参議院会議録情報 第002回国会 決算委員会 第29号

#1
第002回国会 決算委員会 第29号
昭和二十三年七月二日(金曜日)
   午後二時三分開会
  ―――――――――――――
  本日の会議に付した事件
○新聞出版用紙割当事務廳法案(内閣送付)
○造幣局管制の一部を改正する法律案
 (内閣提出、参議院送付)
  ―――――――――――――
#2
○委員長(下條康麿君) これより決算委員会を開会いたします。先ず新聞出版用紙割当事務廳設置法案を議題といたします。國務大臣より提案理由の御説明を願います。野溝國務大臣。
#3
○國務大臣(野溝勝君) 新聞出版用紙割当事務廳設置法の提案理由並びに法案の趣旨を御説明いたします。

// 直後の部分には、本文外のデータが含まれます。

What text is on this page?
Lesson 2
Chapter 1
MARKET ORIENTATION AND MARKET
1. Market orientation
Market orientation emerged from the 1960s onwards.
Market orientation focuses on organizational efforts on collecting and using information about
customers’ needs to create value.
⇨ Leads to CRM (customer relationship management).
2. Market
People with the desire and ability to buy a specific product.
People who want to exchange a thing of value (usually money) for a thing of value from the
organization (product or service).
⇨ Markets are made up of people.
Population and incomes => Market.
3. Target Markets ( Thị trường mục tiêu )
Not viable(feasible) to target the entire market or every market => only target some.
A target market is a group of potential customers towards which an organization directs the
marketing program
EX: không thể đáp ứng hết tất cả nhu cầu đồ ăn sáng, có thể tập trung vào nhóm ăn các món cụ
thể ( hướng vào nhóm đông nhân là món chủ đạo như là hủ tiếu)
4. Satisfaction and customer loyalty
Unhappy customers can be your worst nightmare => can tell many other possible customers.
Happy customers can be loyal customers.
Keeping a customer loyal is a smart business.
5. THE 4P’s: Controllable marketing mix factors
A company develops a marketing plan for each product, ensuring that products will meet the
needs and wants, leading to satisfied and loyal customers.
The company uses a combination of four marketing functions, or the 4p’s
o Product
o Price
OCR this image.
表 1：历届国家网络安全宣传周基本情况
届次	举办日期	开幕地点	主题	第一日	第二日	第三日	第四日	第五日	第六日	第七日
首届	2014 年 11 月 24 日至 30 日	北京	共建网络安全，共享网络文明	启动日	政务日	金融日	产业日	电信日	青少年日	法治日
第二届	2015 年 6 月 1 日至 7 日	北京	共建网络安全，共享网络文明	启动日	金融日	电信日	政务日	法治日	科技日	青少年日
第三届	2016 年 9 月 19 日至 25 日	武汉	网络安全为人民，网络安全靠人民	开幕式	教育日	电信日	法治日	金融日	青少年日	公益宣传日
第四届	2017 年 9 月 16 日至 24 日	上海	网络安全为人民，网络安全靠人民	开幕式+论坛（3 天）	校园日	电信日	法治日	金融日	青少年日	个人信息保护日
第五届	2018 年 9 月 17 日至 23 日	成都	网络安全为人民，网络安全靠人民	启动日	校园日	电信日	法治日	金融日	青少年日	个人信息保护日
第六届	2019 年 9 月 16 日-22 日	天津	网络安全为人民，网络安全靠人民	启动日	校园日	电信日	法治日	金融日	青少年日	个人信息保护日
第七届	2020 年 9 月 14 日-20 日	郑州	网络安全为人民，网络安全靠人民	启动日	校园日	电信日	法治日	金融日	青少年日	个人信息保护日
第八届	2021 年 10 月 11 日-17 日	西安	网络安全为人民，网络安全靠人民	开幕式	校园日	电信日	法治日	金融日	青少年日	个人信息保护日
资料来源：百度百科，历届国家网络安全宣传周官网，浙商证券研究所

 今回國家行政組織法が制定されることとなつたにつきまして、從來の新聞出版用紙割当事務局及び新聞及出版用紙割当委員会に関する規定を行政組織法の定むるところに從つて改正、或は制定することが必要となりましたので、本法を立案いたした次第であります。然るに諸般の関係から行政組織法は施行延期となつたのでありますが、本法は急速実施を必要とする事情がありますので提案いたす次第であります。即ち用紙が極度に不足しておる現状におきまして、割当機構を整備することが急務なのでありますが、從來用紙割当事務局については管制がありましたが、用紙割当委員会に付きましては何ら法律命令等の根拠がなかつたのであります。委員会は一年に総額二十億円内外に上る洋紙の割当を行つており、その業務は我が國の政治、文化、思想等と密接な関係を持つておりますのみならず、新聞業界、出版業界に対して及ぼす影響も極めて大きいのであります。かかる重要な仕事をしております割当委員会がいずれの法律にも命令にも根拠を持つておらないということは極めて不自然のことでありまして、運営上障害が多いので、一日も速に法律命令を以て定める必要があるのでありまして、かねがねこの必要を痛感し研究を進めておつたのでありますが、たまたま行政組織法制定の企てに伴い、これが急速実現を図るに至つた次第であります。從つて組織法の実施が延期になりましても、それとは別に是非本法を制定いたしたいと存じておる次第であります。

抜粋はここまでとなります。